Sennefer uses the language of the decolonization movement after World War 2…when Africans began the struggle to govern their own countries.
“It’s a self-determination project. We’re not looking for anyone to do it for us. We come out here and do the work for ourselves. We dig for ourselves and we do for ourselves.”
Detroit’s got 40 square miles of vacant land. D-Town is the largest farm in Detroit. Still just 2 acres. Brightmoor is another neighborhood where people are farming. Gwen Shivers is holding a garden hose. 5 little tots have watering cans.
“I live about 6 houses down. I run a day care. I’ve been over here about 30 years. I’ve been doing this garden for about 3 years. I decided to turn it into an edible plays scape so my kids can have something that they could learn and work on and watch things grow all summer long.”
“More. More,” say the children and Shivers repeats what they say.
“Once you get them started,” she says, “they don’t want to stop.”
I ask a boy why he likes gardening.
“Cuz it’s fun. It’s so much fun.”
Gwen Shivers asks the boy why he’s watering?
The boy says he wants the lettuce and blueberries to grow.
Shivers asks what the kids will do when the crops grow.
“Eat them,” the boy shouts.
“Eat them. That’s right,” says Shivers.
Frank Rochowiak farms in Washtenaw County. He’s been bringing his produce to sell at the Eastern Market for 50 years. So he knows Detroit. But he says:
“These are great projects. But they’re not feeding enough people.”
That’s true. But urban farms serve other purposes. Kathryn Underwood works for the Detroit City Council. She’s writing agriculture policy: setting the rules. Underwood says the people that have been mowing and hoeing empty lots for years should get the first chance to buy them.

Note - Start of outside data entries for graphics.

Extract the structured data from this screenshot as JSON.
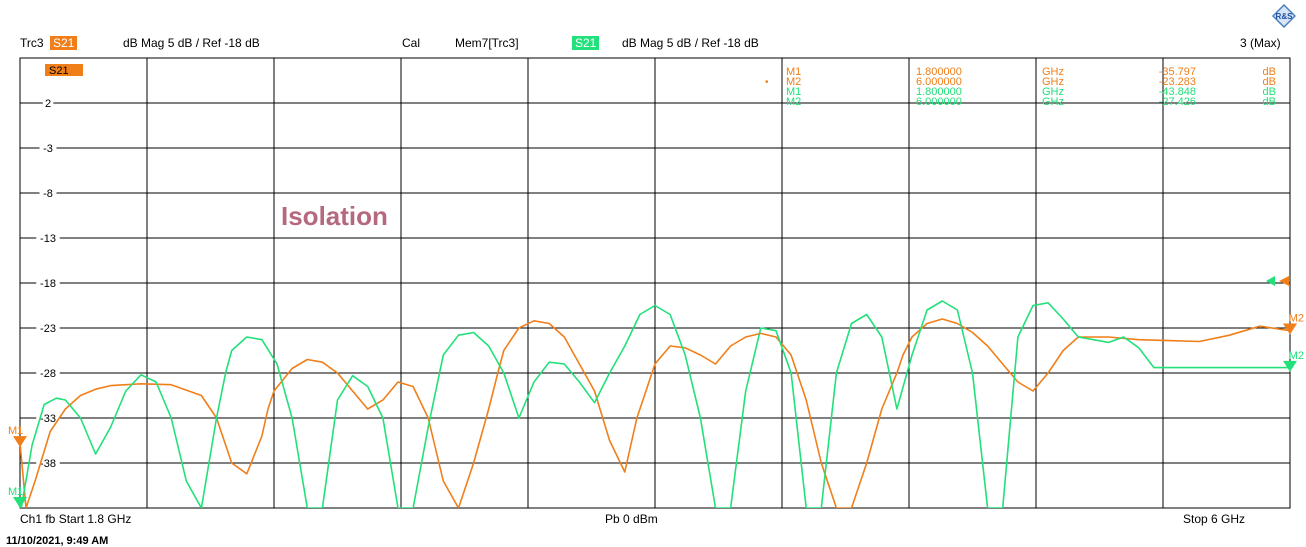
{
  "header": {
    "trace": "Trc3",
    "trace_param": "S21",
    "trace_format": "dB Mag  5 dB /  Ref -18 dB",
    "cal": "Cal",
    "mem": "Mem7[Trc3]",
    "mem_param": "S21",
    "mem_format": "dB Mag  5 dB /  Ref -18 dB",
    "max": "3 (Max)"
  },
  "logo": "R&S",
  "footer": {
    "channel": "Ch1  fb  Start  1.8 GHz",
    "power": "Pb   0 dBm",
    "stop": "Stop  6 GHz"
  },
  "date": "11/10/2021, 9:49 AM",
  "colors": {
    "trace": "#f07f1a",
    "memory": "#22e07a",
    "annotation": "#b5697e"
  },
  "chart_data": {
    "type": "line",
    "title": "Isolation",
    "param_badge": "S21",
    "xlabel": "",
    "ylabel": "",
    "xlim": [
      1.8,
      6.0
    ],
    "ylim": [
      -43,
      7
    ],
    "yticks": [
      2,
      -3,
      -8,
      -13,
      -18,
      -23,
      -28,
      -33,
      -38
    ],
    "ytick_labels": [
      "2",
      "-3",
      "-8",
      "-13",
      "-18",
      "-23",
      "-28",
      "-33",
      "-38"
    ],
    "reference_level": -18,
    "grid": true,
    "legend": "none",
    "series": [
      {
        "id": "trc3",
        "color": "#f07f1a",
        "x": [
          1.8,
          1.82,
          1.85,
          1.9,
          1.95,
          2.0,
          2.05,
          2.1,
          2.2,
          2.3,
          2.4,
          2.45,
          2.5,
          2.55,
          2.6,
          2.62,
          2.64,
          2.7,
          2.75,
          2.8,
          2.85,
          2.9,
          2.95,
          3.0,
          3.05,
          3.1,
          3.15,
          3.2,
          3.25,
          3.3,
          3.35,
          3.38,
          3.4,
          3.45,
          3.5,
          3.55,
          3.6,
          3.7,
          3.75,
          3.8,
          3.82,
          3.84,
          3.9,
          3.95,
          4.0,
          4.05,
          4.1,
          4.15,
          4.2,
          4.25,
          4.3,
          4.35,
          4.4,
          4.45,
          4.5,
          4.55,
          4.6,
          4.65,
          4.7,
          4.72,
          4.75,
          4.8,
          4.85,
          4.9,
          4.95,
          5.0,
          5.05,
          5.1,
          5.15,
          5.2,
          5.25,
          5.3,
          5.4,
          5.5,
          5.6,
          5.7,
          5.8,
          5.9,
          6.0
        ],
        "y": [
          -35.8,
          -43,
          -40,
          -34.5,
          -32,
          -30.5,
          -29.8,
          -29.4,
          -29.2,
          -29.3,
          -30.5,
          -33,
          -38,
          -39.2,
          -35,
          -32,
          -30,
          -27.5,
          -26.5,
          -26.8,
          -28,
          -30,
          -32,
          -31,
          -29,
          -29.5,
          -33,
          -40,
          -43,
          -38,
          -32,
          -28,
          -25.5,
          -23,
          -22.2,
          -22.5,
          -24,
          -30,
          -35.5,
          -39,
          -36,
          -33,
          -27,
          -25,
          -25.2,
          -26,
          -27,
          -25,
          -24,
          -23.6,
          -24,
          -26,
          -31,
          -38,
          -43,
          -43,
          -38,
          -32,
          -28,
          -26,
          -24,
          -22.5,
          -22,
          -22.5,
          -23.5,
          -25,
          -27,
          -29,
          -30,
          -28,
          -25.5,
          -24,
          -24,
          -24.3,
          -24.4,
          -24.5,
          -23.8,
          -22.8,
          -23.3
        ]
      },
      {
        "id": "mem7",
        "color": "#22e07a",
        "x": [
          1.8,
          1.84,
          1.88,
          1.92,
          1.95,
          2.0,
          2.05,
          2.1,
          2.15,
          2.2,
          2.25,
          2.3,
          2.35,
          2.4,
          2.45,
          2.48,
          2.5,
          2.55,
          2.6,
          2.65,
          2.7,
          2.75,
          2.8,
          2.85,
          2.9,
          2.95,
          3.0,
          3.05,
          3.1,
          3.15,
          3.2,
          3.25,
          3.3,
          3.35,
          3.4,
          3.45,
          3.5,
          3.55,
          3.6,
          3.65,
          3.7,
          3.75,
          3.8,
          3.85,
          3.9,
          3.95,
          4.0,
          4.05,
          4.1,
          4.15,
          4.2,
          4.25,
          4.3,
          4.35,
          4.4,
          4.45,
          4.5,
          4.55,
          4.6,
          4.65,
          4.7,
          4.75,
          4.8,
          4.85,
          4.9,
          4.95,
          5.0,
          5.05,
          5.1,
          5.15,
          5.2,
          5.25,
          5.3,
          5.35,
          5.4,
          5.45,
          5.5,
          5.55,
          5.6,
          5.65,
          5.7,
          5.75,
          5.8,
          5.85,
          5.9,
          5.95,
          6.0
        ],
        "y": [
          -43.8,
          -36,
          -31.5,
          -30.8,
          -31,
          -33,
          -37,
          -34,
          -30,
          -28.2,
          -29,
          -33,
          -40,
          -43,
          -33,
          -28,
          -25.5,
          -24,
          -24.3,
          -27,
          -33,
          -43,
          -43,
          -31,
          -28.3,
          -29.5,
          -33,
          -43,
          -43,
          -34,
          -26,
          -23.8,
          -23.5,
          -25,
          -28,
          -33,
          -29,
          -26.8,
          -27,
          -29,
          -31.3,
          -28,
          -25,
          -21.5,
          -20.5,
          -21.5,
          -26,
          -33,
          -43,
          -43,
          -30,
          -23,
          -23.3,
          -28,
          -43,
          -43,
          -28,
          -22.5,
          -21.5,
          -24,
          -32,
          -26,
          -21,
          -20,
          -21,
          -28,
          -43,
          -43,
          -24,
          -20.5,
          -20.2,
          -22,
          -24,
          -24.3,
          -24.6,
          -24,
          -25.2,
          -27.4,
          -27.4,
          -27.4,
          -27.4,
          -27.4,
          -27.4,
          -27.4,
          -27.4,
          -27.4,
          -27.4
        ]
      }
    ],
    "markers": [
      {
        "series": "trc3",
        "name": "M1",
        "x": 1.8,
        "y": -35.797
      },
      {
        "series": "trc3",
        "name": "M2",
        "x": 6.0,
        "y": -23.283
      },
      {
        "series": "mem7",
        "name": "M1",
        "x": 1.8,
        "y": -43.848
      },
      {
        "series": "mem7",
        "name": "M2",
        "x": 6.0,
        "y": -27.426
      }
    ],
    "marker_table": [
      {
        "marker": "M1",
        "freq": "1.800000",
        "unit": "GHz",
        "value": "-35.797",
        "vunit": "dB",
        "color": "#f07f1a",
        "active": false
      },
      {
        "marker": "M2",
        "freq": "6.000000",
        "unit": "GHz",
        "value": "-23.283",
        "vunit": "dB",
        "color": "#f07f1a",
        "active": true
      },
      {
        "marker": "M1",
        "freq": "1.800000",
        "unit": "GHz",
        "value": "-43.848",
        "vunit": "dB",
        "color": "#22e07a",
        "active": false
      },
      {
        "marker": "M2",
        "freq": "6.000000",
        "unit": "GHz",
        "value": "-27.426",
        "vunit": "dB",
        "color": "#22e07a",
        "active": false
      }
    ]
  }
}
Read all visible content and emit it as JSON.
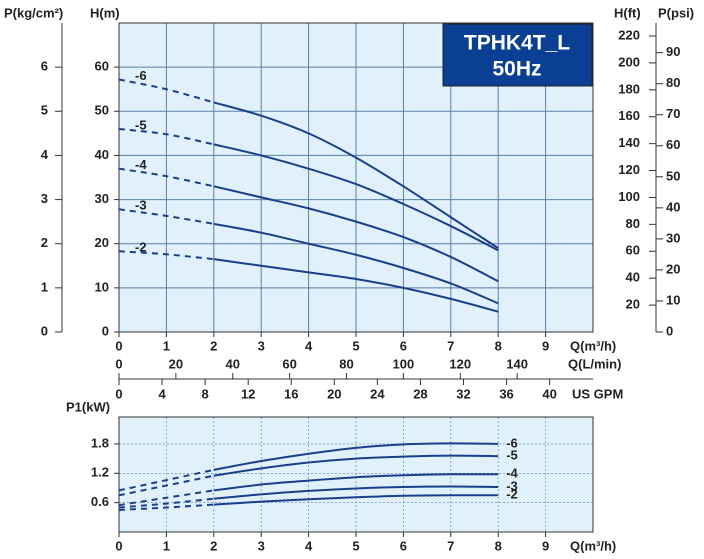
{
  "chart_data": [
    {
      "type": "line",
      "title": "TPHK4T_L",
      "subtitle": "50Hz",
      "xlabel": "Q(m³/h)",
      "ylabel": "H(m)",
      "x": [
        0,
        1,
        2,
        3,
        4,
        5,
        6,
        7,
        8
      ],
      "xlim": [
        0,
        10
      ],
      "xticks": [
        0,
        1,
        2,
        3,
        4,
        5,
        6,
        7,
        8,
        9
      ],
      "ylim": [
        0,
        70
      ],
      "yticks": [
        0,
        10,
        20,
        30,
        40,
        50,
        60
      ],
      "grid": true,
      "dashed_x_max": 2,
      "series_label_position": "start",
      "series": [
        {
          "name": "-6",
          "color": "#1b3f8b",
          "values": [
            57.2,
            55,
            52,
            49,
            45,
            39.5,
            33,
            26,
            19
          ]
        },
        {
          "name": "-5",
          "color": "#1b3f8b",
          "values": [
            46,
            44.8,
            42.5,
            40,
            37,
            33.5,
            29,
            24,
            18.5
          ]
        },
        {
          "name": "-4",
          "color": "#1b3f8b",
          "values": [
            37,
            35.3,
            33,
            30.5,
            28,
            25,
            21.5,
            17,
            11.5
          ]
        },
        {
          "name": "-3",
          "color": "#1b3f8b",
          "values": [
            27.8,
            26.3,
            24.5,
            22.5,
            20,
            17.5,
            14.5,
            11,
            6.5
          ]
        },
        {
          "name": "-2",
          "color": "#1b3f8b",
          "values": [
            18.3,
            17.6,
            16.5,
            15,
            13.5,
            12,
            10,
            7.5,
            4.6
          ]
        }
      ],
      "secondary_axes": [
        {
          "label": "P(kg/cm²)",
          "lim": [
            0,
            7
          ],
          "ticks": [
            0,
            1,
            2,
            3,
            4,
            5,
            6
          ]
        },
        {
          "label": "H(ft)",
          "lim": [
            0,
            229.66
          ],
          "ticks": [
            20,
            40,
            60,
            80,
            100,
            120,
            140,
            160,
            180,
            200,
            220
          ]
        },
        {
          "label": "P(psi)",
          "lim": [
            0,
            99.56
          ],
          "ticks": [
            0,
            10,
            20,
            30,
            40,
            50,
            60,
            70,
            80,
            90
          ]
        },
        {
          "label": "Q(L/min)",
          "lim": [
            0,
            166.67
          ],
          "ticks": [
            0,
            20,
            40,
            60,
            80,
            100,
            120,
            140
          ]
        },
        {
          "label": "US GPM",
          "lim": [
            0,
            44.03
          ],
          "ticks": [
            0,
            4,
            8,
            12,
            16,
            20,
            24,
            28,
            32,
            36,
            40
          ]
        }
      ]
    },
    {
      "type": "line",
      "xlabel": "Q(m³/h)",
      "ylabel": "P1(kW)",
      "x": [
        0,
        1,
        2,
        3,
        4,
        5,
        6,
        7,
        8
      ],
      "xlim": [
        0,
        10
      ],
      "xticks": [
        0,
        1,
        2,
        3,
        4,
        5,
        6,
        7,
        8,
        9
      ],
      "ylim": [
        0,
        2.35
      ],
      "yticks": [
        0.6,
        1.2,
        1.8
      ],
      "grid": true,
      "dashed_x_max": 2,
      "series_label_position": "end",
      "series": [
        {
          "name": "-6",
          "color": "#1b3f8b",
          "values": [
            0.85,
            1.06,
            1.27,
            1.45,
            1.6,
            1.72,
            1.79,
            1.81,
            1.8
          ]
        },
        {
          "name": "-5",
          "color": "#1b3f8b",
          "values": [
            0.75,
            0.95,
            1.15,
            1.3,
            1.42,
            1.5,
            1.54,
            1.56,
            1.55
          ]
        },
        {
          "name": "-4",
          "color": "#1b3f8b",
          "values": [
            0.55,
            0.7,
            0.85,
            0.97,
            1.05,
            1.12,
            1.16,
            1.18,
            1.18
          ]
        },
        {
          "name": "-3",
          "color": "#1b3f8b",
          "values": [
            0.5,
            0.58,
            0.68,
            0.77,
            0.84,
            0.89,
            0.92,
            0.93,
            0.92
          ]
        },
        {
          "name": "-2",
          "color": "#1b3f8b",
          "values": [
            0.45,
            0.5,
            0.56,
            0.62,
            0.67,
            0.71,
            0.74,
            0.75,
            0.75
          ]
        }
      ]
    }
  ]
}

“We need to find ways to honor the work that has been done already by these small scale growers and not let the work that they’ve been doing get lost as we look at bigger and sexier projects.”
State Senators Joe Hune and Virgil Smith organized the tour. They’ve asked Michigan’s Attorney General if it’s acceptable for cities bigger than 100,000 to make their own agriculture ordinances. Senator Hune has crops and animals on his farm in rural Livingston County. He says cities should encourage agriculture too.
“The ingenuity, the creativity that these folks had particularly in the Brightmoor neighborhood was exciting to see. Folks are so interested in community development, so interested in seeing some blighted areas turn back into useful areas.”
Senator Smith says urban farmers are good role models for at risk youth:
“There’s an old saying that we have. The streets take you under. The hood takes you under. And so you’re lost for good. So they end up being recruited into a lifestyle that has no positive outcome. So it’s my goal for folks to go in the opposite direction.”
Senator Smith says urban farmers could influence tiny tots and teenagers to get off the streets and onto the farms. Both senators plan to introduce legislation later this year.